Green News
8 dari 10 Orang Desak Larangan Plastik Sekali Pakai Secara Global
Survei dilakukan jelang perundingan putaran keempat perjanjian PBB mengenai polusi plastik.
Senin, 15 April 2024
Survei mengungkap 8 dari 10 orang di dunia mendesak larangan plastik sekali pakai demi mengakhiri krisis polusi plastik. (iStock).
Denpasar. Survei mengungkap delapan dari 10 orang mendesak larangan plastik sekali pakai secara global. Survei Ipsos melibatkan 24 ribu orang di 32 negara dilakukan oleh WWF dan Plastic Free Foundation.

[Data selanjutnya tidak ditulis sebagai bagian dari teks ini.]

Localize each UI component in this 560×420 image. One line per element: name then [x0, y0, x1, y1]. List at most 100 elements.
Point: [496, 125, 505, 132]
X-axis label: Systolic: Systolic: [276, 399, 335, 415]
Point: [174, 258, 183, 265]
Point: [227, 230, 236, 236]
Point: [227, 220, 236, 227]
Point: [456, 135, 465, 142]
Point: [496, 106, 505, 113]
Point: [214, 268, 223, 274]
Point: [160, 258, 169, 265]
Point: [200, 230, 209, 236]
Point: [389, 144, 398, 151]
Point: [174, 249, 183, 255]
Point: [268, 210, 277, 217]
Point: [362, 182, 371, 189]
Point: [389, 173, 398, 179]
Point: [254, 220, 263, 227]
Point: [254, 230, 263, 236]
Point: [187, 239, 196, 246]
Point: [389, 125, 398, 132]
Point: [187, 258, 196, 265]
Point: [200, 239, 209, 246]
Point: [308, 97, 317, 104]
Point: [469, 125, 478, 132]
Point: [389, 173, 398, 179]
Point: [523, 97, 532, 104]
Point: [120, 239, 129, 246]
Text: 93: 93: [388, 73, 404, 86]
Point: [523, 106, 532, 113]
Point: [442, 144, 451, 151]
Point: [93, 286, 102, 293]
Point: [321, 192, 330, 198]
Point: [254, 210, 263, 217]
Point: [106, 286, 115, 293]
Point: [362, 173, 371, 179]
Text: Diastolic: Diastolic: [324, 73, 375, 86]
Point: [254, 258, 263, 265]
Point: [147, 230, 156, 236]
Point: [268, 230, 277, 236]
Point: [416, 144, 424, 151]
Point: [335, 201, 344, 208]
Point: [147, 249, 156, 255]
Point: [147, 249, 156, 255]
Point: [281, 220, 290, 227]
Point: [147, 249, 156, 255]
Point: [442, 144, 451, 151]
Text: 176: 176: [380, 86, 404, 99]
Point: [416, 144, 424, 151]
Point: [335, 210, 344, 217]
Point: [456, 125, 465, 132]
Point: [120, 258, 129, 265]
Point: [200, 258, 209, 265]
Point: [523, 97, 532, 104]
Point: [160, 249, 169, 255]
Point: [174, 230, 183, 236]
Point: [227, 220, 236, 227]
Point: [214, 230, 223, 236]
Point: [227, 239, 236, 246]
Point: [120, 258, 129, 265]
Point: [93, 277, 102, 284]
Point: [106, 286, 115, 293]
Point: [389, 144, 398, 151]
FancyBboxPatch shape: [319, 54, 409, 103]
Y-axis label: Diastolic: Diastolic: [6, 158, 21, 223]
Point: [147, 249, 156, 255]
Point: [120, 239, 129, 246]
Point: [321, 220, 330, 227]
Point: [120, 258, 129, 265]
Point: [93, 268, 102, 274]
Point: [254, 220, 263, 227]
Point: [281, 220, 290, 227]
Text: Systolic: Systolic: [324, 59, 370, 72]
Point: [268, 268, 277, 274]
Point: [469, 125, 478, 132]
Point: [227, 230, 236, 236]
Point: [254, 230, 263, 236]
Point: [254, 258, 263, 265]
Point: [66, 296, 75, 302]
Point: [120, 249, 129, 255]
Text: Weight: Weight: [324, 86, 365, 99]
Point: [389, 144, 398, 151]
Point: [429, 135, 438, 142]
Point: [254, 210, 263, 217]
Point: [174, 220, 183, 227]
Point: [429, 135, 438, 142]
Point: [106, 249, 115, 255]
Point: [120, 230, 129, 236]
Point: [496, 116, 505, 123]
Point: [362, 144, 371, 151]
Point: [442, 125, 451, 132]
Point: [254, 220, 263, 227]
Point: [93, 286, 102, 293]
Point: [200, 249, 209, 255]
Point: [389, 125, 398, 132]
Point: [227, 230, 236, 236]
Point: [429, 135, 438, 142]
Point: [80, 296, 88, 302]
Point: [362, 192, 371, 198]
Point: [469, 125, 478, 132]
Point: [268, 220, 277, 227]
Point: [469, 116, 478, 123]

Survei dilakukan jelang perundingan putaran keempat perjanjian mengenai polusi plastik oleh PBB yang akan berlangsung di Ottawa, Kanada, pada akhir April 2024.
Dilansir Forbes, Minggu (14/4), survei menyebut lahir pemahaman bahwa larangan saja tak cukup untuk mengakhiri krisis polusi plastik. Karenanya, perlu ada langkah-langkah seperti mewajibkan produsen berinvestasi menyediakan sistem daur ulang.
Eirik Lindebjerg, Pimpinan Plastik Global WWF International, mengatakan survei ini ajakan untuk bertindak agar masyarakat di seluruh dunia prihatin dan sadar isu polusi plastik.
"Orang-orang dapat melihat bahwa ini salah dan kita perlu melakukan sesuatu untuk mengatasinya. mereka mengatakan ini sebuah masalah dan mereka siap untuk hidup di dunia tanpa produk-produk bermasalah itu dan meminta pemerintah untuk menerapkan hal tersebut," ujar Lindebjerg.
Lebih lanjut dia menuturkan, negosiasi mengenai polusi plastik akan menjadi penentu dalam menciptakan perjanjian yang dinamis, yang akan membentuk sistem peraturan global baru.
"Mayoritas negara di dunia telah menyepakati sebelum pertemuan itu bahwa mereka memandang larangan global sebagai bagian penting dari perjanjian tersebut. Meski, sebagian kecilnya masih menilai hal itu berlebihan. Akan menarik menyaksikan banyak menteri yang datang ke Kanada untuk bernegosiasi," jelasnya.
Rebecca Prince-Ruiz, Pendiri dan Direktur Eksekutif Plastic Free July dan Plastic Free Foundation menambahkan opini publik mendukung transformasi mendalam dalam hubungan manusia dengan plastik.
Namun, ia mencatat sebagian kecil negara mencoba bergerak ke arah berlawanan, dengan menuntut pendekatan opt-in dalam negosiasi perjanjian. "Hal ini tidak sejalan dengan harapan masyarakat global dan bukti bawah peraturan yang kuat dan mengikat adalah satu-satunya cara melawan masalah polusi plastik," terang dia.